Posted by: Jason Toon at January 29, 2004 07:02 PM

"Certain economic rights"? I can't but wonder what those "certain" rights are in the economic sphere that Cubans have and Americans lack.

I'm also rather concerned that the fact of "universal, free education" is somehow distinguished from its content or character. (Of course, isn't education in the US up to and including high school both universal and free? Am I to believe that everyone in Cuba gets a free college education? Hah.)

Posted by: Sigivald at January 30, 2004 11:27 PM

Sigivald,

"Universal, free fill-in-the-blank" needs to be seen in the context of what the society can otherwise provide. That's why I mentioned other Central American and Caribbean nations in my comparison to Cuba above, and why comparing Cuba to the US is silly. You can postulate any economic system you want for Cuba over the last 40 years, and they still wouldn't have the GDP per capita of the US. You can also compare using measures (or "metrics" as the policy wonks say now) like life expectancy and death rates in infancy and childbirth.
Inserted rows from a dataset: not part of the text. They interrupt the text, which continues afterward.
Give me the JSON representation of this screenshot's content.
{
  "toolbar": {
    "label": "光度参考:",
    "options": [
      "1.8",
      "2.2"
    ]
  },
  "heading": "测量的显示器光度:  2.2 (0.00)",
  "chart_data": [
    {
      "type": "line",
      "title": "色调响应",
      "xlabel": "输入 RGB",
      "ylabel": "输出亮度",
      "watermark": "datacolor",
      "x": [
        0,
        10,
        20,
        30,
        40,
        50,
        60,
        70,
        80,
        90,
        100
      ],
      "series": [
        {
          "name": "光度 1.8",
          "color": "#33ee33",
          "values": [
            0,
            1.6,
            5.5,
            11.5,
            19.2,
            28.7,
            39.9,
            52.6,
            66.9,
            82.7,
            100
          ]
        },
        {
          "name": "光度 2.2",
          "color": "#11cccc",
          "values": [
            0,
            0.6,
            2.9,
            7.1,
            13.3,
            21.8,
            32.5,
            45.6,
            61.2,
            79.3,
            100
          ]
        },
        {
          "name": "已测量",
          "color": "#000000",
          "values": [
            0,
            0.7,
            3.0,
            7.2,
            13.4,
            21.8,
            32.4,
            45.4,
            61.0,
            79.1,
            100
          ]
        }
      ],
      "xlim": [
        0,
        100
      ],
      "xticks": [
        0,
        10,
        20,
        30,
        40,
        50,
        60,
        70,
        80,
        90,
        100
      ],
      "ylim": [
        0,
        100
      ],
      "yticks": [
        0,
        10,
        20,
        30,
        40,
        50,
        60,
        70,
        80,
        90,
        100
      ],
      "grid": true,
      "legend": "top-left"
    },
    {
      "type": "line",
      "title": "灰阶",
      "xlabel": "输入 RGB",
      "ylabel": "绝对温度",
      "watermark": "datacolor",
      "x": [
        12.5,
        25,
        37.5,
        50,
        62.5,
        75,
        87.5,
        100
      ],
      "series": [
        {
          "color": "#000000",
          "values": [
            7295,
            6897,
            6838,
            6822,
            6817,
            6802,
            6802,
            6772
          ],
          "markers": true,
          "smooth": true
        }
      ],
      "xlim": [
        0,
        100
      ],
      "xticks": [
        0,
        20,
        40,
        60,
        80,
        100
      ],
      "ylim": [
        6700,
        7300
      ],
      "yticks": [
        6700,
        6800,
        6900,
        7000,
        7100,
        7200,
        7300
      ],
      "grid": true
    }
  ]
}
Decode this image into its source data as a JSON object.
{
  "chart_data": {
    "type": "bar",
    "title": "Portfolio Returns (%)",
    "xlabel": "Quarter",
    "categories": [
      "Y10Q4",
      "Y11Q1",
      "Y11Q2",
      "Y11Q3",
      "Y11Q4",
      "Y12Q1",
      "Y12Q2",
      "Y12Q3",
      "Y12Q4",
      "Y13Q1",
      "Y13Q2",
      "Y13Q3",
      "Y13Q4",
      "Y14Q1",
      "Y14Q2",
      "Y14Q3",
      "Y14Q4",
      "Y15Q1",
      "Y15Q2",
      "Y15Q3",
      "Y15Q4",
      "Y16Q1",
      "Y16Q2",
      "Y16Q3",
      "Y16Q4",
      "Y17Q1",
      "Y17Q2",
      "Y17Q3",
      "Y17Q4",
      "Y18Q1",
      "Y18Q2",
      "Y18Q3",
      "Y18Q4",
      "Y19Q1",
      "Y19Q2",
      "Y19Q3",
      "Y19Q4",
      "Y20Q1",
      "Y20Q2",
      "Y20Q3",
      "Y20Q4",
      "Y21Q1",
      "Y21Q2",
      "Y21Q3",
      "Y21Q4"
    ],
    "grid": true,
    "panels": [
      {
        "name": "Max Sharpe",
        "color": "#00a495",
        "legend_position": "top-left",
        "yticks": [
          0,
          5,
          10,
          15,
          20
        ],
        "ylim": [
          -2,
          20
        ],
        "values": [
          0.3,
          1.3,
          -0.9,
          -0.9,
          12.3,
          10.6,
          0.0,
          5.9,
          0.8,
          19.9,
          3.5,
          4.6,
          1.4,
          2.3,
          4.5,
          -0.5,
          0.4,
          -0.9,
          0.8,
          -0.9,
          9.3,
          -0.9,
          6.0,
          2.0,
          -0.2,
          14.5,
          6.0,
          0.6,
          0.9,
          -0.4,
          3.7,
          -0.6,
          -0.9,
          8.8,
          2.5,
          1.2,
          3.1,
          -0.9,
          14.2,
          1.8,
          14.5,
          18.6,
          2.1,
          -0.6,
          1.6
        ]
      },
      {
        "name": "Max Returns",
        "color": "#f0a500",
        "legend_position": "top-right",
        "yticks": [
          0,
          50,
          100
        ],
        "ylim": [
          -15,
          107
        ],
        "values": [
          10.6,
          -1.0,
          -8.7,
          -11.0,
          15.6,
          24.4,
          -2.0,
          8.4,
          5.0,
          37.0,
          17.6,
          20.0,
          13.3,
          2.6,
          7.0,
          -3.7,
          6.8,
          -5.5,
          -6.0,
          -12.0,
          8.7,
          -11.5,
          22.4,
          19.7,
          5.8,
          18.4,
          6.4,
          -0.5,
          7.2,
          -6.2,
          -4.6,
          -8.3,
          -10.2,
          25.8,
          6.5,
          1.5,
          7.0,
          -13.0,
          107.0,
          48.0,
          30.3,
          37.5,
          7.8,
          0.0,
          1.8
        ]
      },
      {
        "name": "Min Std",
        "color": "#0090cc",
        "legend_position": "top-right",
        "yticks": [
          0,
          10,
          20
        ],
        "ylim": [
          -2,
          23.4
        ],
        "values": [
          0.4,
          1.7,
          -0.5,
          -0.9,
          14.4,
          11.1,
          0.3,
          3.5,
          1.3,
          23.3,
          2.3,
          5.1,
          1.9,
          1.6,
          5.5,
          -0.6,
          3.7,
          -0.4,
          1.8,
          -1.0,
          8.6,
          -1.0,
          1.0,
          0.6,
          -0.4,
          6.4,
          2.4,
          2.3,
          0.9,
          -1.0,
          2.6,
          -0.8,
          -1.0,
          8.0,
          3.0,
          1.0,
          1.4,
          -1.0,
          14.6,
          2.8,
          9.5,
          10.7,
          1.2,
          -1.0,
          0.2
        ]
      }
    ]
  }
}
Again, my assertion was simply that, during the Cold War, virtually no one in that part of the world had civil liberties as we would recognize them, largely because of political systems supported by the two superpowers -- that is, unless you believe that Dominicans, Haitians, and Nicaraguans liked being brutalized, impoverished and killed by the likes of Trujillo, Duvallier pere et fils, and Somosa. So if you're going to have to publicly support the Leader, you might as well do it somewhere where they teach you to read and let you see the doctor, and there's really no question that those kinds of services were more available in Cuba than the other countries I've mentioned during the Cold War.